The walls come crashing in and I feel like I'm drowning in my own thoughts. It's like I can't escape my own mind, my body has trapped me in and I loose control. This feeling comes and it goes, leaving me with a sporadic jumble of some good days and others bad. I can't plan for it. It is not something that comes a specific day for a certain amount of time however often. I can’t plan what life will throw at me, or what my brain will decide to think today. If I could plan for it, believe me, I would be more than ready. Sometimes I just need to sit alone in my room, the door shut and the feeling of darkness overwhelming my presence.
Sometimes I just need time to figure out myself, and by time, I mean hours, sometimes even days. Because honestly, I can not even figure myself out, so the only thing to do is wait and hope I become normal again over time. They say time heals everything. That is why I am still waiting around for my brain to get itself together and function like a brain should. Instead of making life harder, it should make life for me want to be lived, so I do not care how long I have to wait to be healed, I just want to feel ok again.
Mental illness is not something that I use as a token for people to feel sorry for me about, or something that I am showing off, like an award I just won that makes me more significant than everyone else. Mental illness is real, and it is something that I struggle with every single minute of every single day. For those who do not suffer from mental illness, it can be hard to comprehend what it means to be a part of this epidemic. It is easier for those who do not have a mental illness to judge those who do, and make assumptions about people who do struggle daily with these issues. But that does not give you the right to place a label and a stigma on those of us who live our lives in fear of what our brain will do next, and what irrational behavior that we may display at any given moment. I can't help who I am, and neither can anyone else. No one should have to feel this sense of disunion with themselves, or the overwhelmingness of wanting to be alone but not wanting to be lonely.

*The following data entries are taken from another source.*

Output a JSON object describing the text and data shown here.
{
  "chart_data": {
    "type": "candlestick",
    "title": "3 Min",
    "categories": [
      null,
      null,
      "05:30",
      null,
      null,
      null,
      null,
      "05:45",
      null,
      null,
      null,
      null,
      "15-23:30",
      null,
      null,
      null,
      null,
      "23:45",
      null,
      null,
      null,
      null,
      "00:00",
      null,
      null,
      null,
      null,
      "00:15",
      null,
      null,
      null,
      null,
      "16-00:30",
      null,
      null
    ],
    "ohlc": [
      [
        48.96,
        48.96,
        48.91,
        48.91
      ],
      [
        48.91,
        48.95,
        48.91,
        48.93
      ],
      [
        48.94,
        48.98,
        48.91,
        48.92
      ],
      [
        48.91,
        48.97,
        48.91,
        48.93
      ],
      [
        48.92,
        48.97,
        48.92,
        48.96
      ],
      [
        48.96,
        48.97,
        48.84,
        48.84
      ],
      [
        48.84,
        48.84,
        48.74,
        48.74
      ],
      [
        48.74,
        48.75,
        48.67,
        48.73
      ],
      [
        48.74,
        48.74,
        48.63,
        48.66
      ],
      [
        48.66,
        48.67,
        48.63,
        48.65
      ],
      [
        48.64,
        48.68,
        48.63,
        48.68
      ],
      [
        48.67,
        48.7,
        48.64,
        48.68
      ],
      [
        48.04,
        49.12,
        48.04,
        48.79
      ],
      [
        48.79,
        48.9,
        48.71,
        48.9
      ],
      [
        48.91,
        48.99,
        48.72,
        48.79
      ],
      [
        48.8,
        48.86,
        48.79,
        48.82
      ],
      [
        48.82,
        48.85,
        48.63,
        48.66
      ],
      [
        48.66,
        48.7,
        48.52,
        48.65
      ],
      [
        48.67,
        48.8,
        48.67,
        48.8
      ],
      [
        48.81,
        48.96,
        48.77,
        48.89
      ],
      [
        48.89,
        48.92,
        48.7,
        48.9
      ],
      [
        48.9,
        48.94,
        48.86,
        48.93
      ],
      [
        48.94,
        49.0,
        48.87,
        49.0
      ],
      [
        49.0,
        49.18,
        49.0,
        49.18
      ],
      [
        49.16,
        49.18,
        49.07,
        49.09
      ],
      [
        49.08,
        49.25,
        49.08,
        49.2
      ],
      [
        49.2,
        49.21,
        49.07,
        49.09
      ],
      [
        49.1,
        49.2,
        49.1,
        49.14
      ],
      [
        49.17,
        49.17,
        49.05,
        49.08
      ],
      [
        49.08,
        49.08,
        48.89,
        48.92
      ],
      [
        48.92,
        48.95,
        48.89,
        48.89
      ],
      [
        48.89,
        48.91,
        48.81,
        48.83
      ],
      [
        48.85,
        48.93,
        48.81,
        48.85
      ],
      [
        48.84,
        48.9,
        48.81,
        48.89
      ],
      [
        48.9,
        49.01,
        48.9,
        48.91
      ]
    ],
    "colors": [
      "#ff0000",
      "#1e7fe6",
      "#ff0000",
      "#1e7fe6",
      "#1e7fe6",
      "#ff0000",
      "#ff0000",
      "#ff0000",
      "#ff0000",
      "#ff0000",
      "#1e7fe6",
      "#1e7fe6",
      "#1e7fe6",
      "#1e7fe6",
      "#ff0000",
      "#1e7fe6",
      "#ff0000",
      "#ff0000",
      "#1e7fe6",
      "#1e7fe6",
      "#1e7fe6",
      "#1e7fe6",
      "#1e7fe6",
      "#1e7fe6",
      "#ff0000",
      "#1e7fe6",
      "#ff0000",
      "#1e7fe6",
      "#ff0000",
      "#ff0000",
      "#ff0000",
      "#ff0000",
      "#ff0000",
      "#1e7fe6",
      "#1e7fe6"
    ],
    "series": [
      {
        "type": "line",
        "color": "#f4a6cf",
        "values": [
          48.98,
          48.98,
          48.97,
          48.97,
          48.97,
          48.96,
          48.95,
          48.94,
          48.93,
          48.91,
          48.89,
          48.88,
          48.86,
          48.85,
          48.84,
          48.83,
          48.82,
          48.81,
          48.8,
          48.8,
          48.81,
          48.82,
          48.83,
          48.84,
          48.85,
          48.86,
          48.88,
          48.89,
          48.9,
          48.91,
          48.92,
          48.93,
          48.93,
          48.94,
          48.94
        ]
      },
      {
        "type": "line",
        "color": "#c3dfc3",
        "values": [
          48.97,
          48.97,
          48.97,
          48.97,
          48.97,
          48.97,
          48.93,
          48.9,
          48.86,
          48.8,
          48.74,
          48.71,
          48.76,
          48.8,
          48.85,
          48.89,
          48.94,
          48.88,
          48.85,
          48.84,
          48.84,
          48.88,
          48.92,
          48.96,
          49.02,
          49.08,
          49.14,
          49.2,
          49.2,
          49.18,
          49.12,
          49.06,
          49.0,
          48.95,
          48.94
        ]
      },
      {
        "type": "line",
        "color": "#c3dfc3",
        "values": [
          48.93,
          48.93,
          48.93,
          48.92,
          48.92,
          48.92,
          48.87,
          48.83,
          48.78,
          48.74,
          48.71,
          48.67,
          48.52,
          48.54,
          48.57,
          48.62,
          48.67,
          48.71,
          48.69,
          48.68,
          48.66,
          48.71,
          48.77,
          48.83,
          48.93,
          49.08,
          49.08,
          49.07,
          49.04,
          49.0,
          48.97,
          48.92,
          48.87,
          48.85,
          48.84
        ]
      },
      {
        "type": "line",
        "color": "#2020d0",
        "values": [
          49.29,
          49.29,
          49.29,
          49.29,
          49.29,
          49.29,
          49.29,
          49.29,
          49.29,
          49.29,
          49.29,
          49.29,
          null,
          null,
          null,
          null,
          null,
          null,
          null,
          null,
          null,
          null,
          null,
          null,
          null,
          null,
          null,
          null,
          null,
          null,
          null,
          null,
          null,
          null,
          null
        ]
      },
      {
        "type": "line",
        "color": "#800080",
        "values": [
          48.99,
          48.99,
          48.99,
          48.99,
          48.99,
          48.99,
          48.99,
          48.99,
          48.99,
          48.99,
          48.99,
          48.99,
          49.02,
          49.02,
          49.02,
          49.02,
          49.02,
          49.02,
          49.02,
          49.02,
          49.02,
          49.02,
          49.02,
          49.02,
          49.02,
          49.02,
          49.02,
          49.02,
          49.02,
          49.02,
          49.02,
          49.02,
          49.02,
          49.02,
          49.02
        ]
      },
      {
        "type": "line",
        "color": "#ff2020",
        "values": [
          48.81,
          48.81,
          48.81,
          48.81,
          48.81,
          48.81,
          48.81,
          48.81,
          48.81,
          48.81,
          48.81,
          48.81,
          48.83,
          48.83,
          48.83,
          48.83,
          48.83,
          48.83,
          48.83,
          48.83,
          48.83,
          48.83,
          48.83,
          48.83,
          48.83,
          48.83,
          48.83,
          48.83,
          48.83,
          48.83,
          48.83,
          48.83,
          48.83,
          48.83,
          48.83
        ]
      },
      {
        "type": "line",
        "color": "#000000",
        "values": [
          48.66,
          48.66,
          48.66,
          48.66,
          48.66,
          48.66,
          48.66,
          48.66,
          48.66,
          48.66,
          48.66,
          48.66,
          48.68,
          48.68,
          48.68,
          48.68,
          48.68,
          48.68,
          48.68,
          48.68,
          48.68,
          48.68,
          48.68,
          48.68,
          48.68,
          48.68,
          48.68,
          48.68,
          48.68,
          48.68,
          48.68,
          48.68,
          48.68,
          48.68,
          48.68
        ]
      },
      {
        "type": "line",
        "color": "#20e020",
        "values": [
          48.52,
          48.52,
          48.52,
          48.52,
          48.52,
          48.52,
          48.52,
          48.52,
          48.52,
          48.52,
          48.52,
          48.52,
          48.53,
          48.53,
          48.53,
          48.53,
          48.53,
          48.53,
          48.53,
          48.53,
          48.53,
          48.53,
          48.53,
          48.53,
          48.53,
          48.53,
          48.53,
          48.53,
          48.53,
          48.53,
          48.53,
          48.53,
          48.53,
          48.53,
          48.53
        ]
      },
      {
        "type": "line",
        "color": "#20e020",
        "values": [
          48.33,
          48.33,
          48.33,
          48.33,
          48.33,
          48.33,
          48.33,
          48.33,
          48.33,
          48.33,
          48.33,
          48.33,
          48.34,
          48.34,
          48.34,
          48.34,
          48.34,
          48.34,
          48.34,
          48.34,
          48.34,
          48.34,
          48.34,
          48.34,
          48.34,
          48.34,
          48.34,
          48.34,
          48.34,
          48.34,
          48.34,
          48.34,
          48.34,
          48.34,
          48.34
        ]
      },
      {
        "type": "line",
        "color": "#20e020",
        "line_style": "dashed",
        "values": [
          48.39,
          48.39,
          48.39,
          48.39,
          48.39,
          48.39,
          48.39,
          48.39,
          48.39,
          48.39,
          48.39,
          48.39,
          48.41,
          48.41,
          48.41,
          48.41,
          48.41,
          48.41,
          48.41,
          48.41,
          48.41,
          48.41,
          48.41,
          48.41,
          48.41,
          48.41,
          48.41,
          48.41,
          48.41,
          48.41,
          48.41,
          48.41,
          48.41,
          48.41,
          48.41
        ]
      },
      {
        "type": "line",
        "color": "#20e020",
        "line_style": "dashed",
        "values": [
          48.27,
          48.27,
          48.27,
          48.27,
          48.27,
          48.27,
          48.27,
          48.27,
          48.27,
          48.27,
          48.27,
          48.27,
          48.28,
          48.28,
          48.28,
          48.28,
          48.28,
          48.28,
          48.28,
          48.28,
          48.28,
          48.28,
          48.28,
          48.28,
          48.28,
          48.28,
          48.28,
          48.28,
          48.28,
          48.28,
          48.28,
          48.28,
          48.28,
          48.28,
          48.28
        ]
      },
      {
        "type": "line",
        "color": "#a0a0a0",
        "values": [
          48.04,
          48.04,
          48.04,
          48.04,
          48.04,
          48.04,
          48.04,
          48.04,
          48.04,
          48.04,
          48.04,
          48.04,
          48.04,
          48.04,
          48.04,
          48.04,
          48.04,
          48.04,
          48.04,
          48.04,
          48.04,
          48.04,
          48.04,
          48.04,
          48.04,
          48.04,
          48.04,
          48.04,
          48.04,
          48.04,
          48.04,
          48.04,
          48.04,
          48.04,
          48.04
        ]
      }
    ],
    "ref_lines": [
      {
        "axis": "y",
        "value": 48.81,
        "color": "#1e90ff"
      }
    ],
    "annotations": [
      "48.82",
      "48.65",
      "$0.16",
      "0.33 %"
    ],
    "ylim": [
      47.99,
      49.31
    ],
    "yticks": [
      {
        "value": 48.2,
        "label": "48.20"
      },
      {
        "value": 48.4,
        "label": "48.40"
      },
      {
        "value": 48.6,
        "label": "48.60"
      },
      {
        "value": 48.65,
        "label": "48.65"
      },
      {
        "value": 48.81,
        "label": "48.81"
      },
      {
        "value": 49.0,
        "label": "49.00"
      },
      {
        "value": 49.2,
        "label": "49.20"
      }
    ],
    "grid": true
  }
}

Life sucks. People suck. And mental illness sucks. But you know what doesn’t suck? That we are in this together, fighting one of the hardest fights there are.
A professor I admire very much told me that If we do not talk about these issues, then they will never go away. He was right. We need to talk about these things, and most importantly we need to realize that we are not alone. It is not easy, but the more we talk about it and realize we are not alone, then the easier it will become. And in time, we will be healed. We will feel human again.